Palazzo Bianco

Genua, Italien

Palazzo Bianco

Der Palazzo Bianco in Genuas historischem Zentrum an der Via Garibaldi ist ein herausragendes Beispiel für Renaissance- und Barockkunst und -architektur.

Einleitung: Die Bedeutung des Palazzo Bianco in Genua

Der Palazzo Bianco in Genuas historischem Zentrum an der Via Garibaldi ist ein herausragendes Beispiel für Renaissance- und Barockkunst und -architektur. Der Palast wurde Anfang des 16. Jahrhunderts von Luca Grimaldi, einem angesehenen Mitglied der genuesischen Aristokratie, in Auftrag gegeben und verkörpert den Aufstieg der Stadt zu einem mächtigen maritimen und finanziellen Zentrum. Heute dient der Palazzo Bianco als bedeutendes öffentliches Museum, das eine Fülle europäischer Gemälde und angewandter Kunst vom 12. bis zum 18. Jahrhundert beherbergt. Als Teil des Museumsensembles Strada Nuova – zusammen mit dem Palazzo Rosso und dem Palazzo Doria-Tursi – und eingetragen in die UNESCO-Welterbeliste der Palazzi dei Rolli, nimmt der Palazzo Bianco eine zentrale Stellung in Genuas bürgerlicher Kunstidentität ein. Besucher können Meisterwerke von Künstlern wie Caravaggio, Van Dyck, Strozzi und Veronese bestaunen, und das alles inmitten der beeindruckenden barocken Fassade und der freskengeschmückten Innenräume des Palastes.
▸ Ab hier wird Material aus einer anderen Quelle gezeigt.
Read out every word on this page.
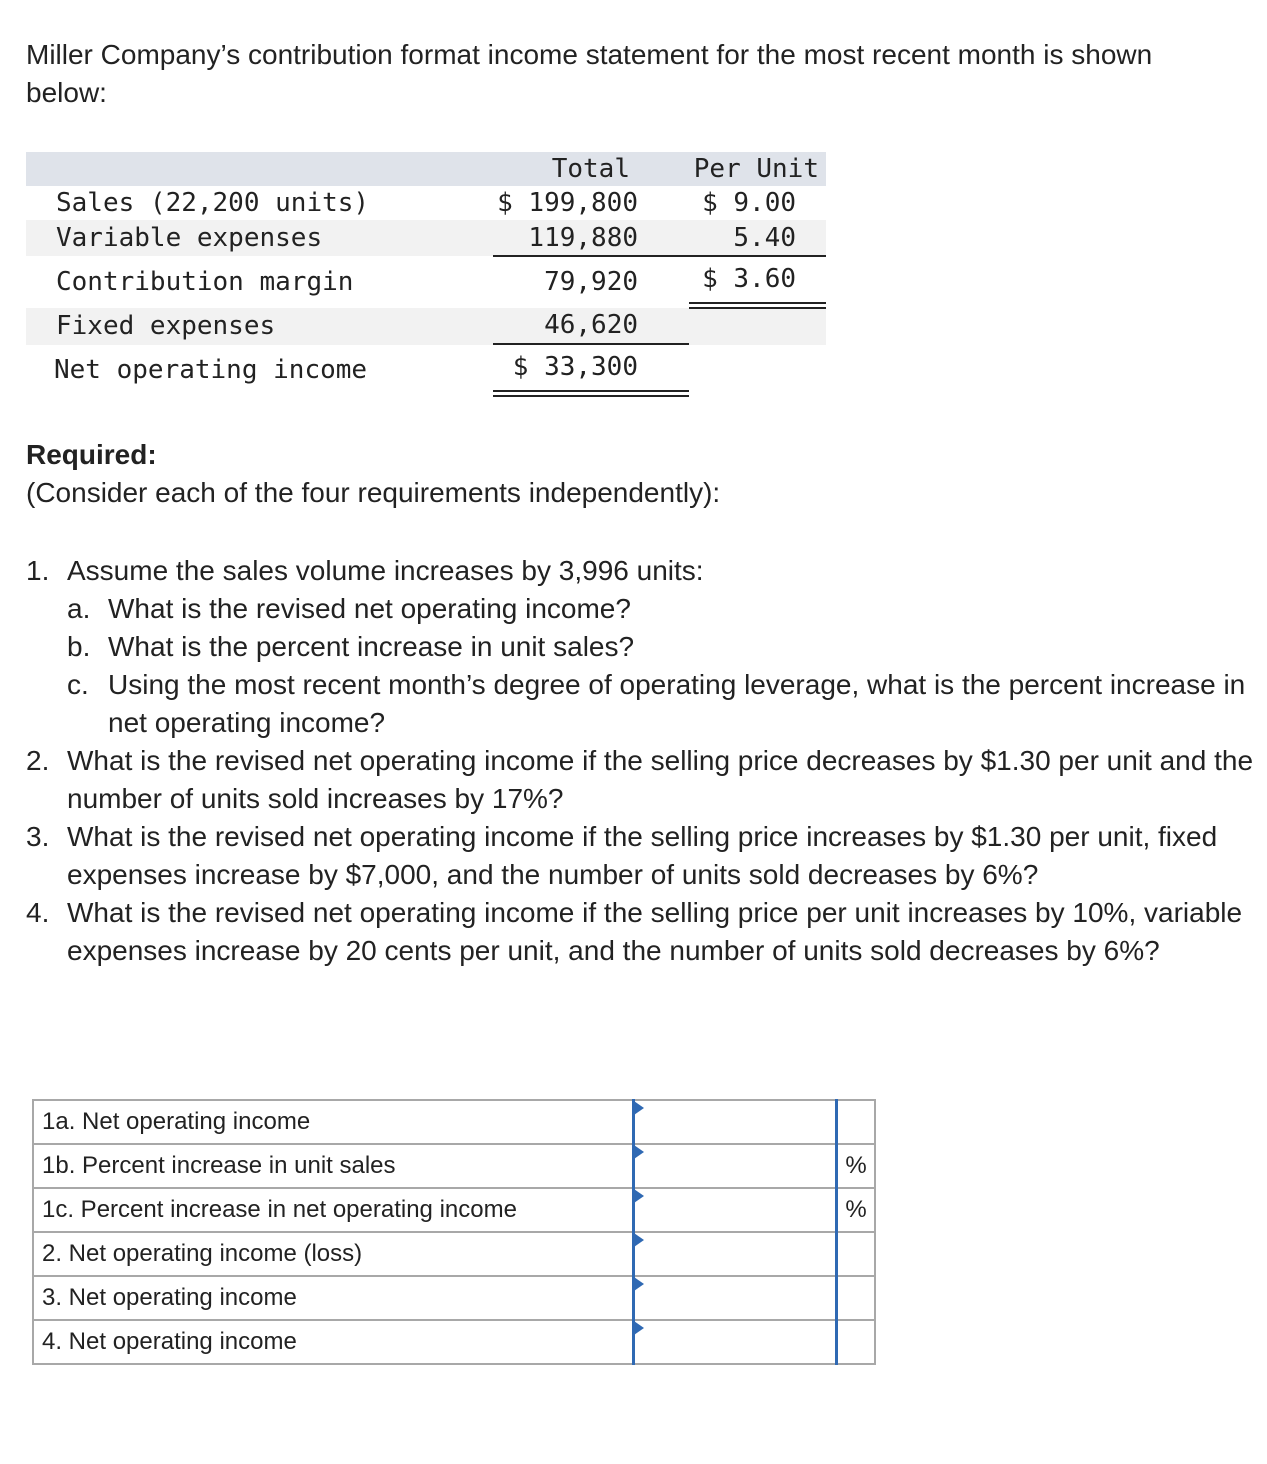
Miller Company’s contribution format income statement for the most recent month is shown below:

Total Per Unit
Sales (22,200 units)	$ 199,800	$ 9.00
Variable expenses	119,880	5.40
Contribution margin	79,920	$ 3.60
Fixed expenses	46,620
Net operating income	$ 33,300

Required:

(Consider each of the four requirements independently):

1. Assume the sales volume increases by 3,996 units:
a. What is the revised net operating income?
b. What is the percent increase in unit sales?
c. Using the most recent month’s degree of operating leverage, what is the percent increase in net operating income?
2. What is the revised net operating income if the selling price decreases by $1.30 per unit and the number of units sold increases by 17%?
3. What is the revised net operating income if the selling price increases by $1.30 per unit, fixed expenses increase by $7,000, and the number of units sold decreases by 6%?
4. What is the revised net operating income if the selling price per unit increases by 10%, variable expenses increase by 20 cents per unit, and the number of units sold decreases by 6%?
1a. Net operating income	

1b. Percent increase in unit sales		%
1c. Percent increase in net operating income		%
2. Net operating income (loss)	

3. Net operating income	

4. Net operating income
Dieser detaillierte Leitfaden bietet alles Wissenswerte: Öffnungszeiten, Ticketinformationen, Zugänglichkeit, Führungen und Tipps zur Erkundung nahegelegener Attraktionen, um sicherzustellen, dass Sie das Beste aus Ihrem Besuch im kulturellen Herzen Genuas machen. Für aktuelle Informationen und Buchungen wird die offizielle Musei di Genova Webseite empfohlen. (Italy for Movies) (Wikipedia)


Ursprünge und frühe Baugeschichte (16. Jahrhundert)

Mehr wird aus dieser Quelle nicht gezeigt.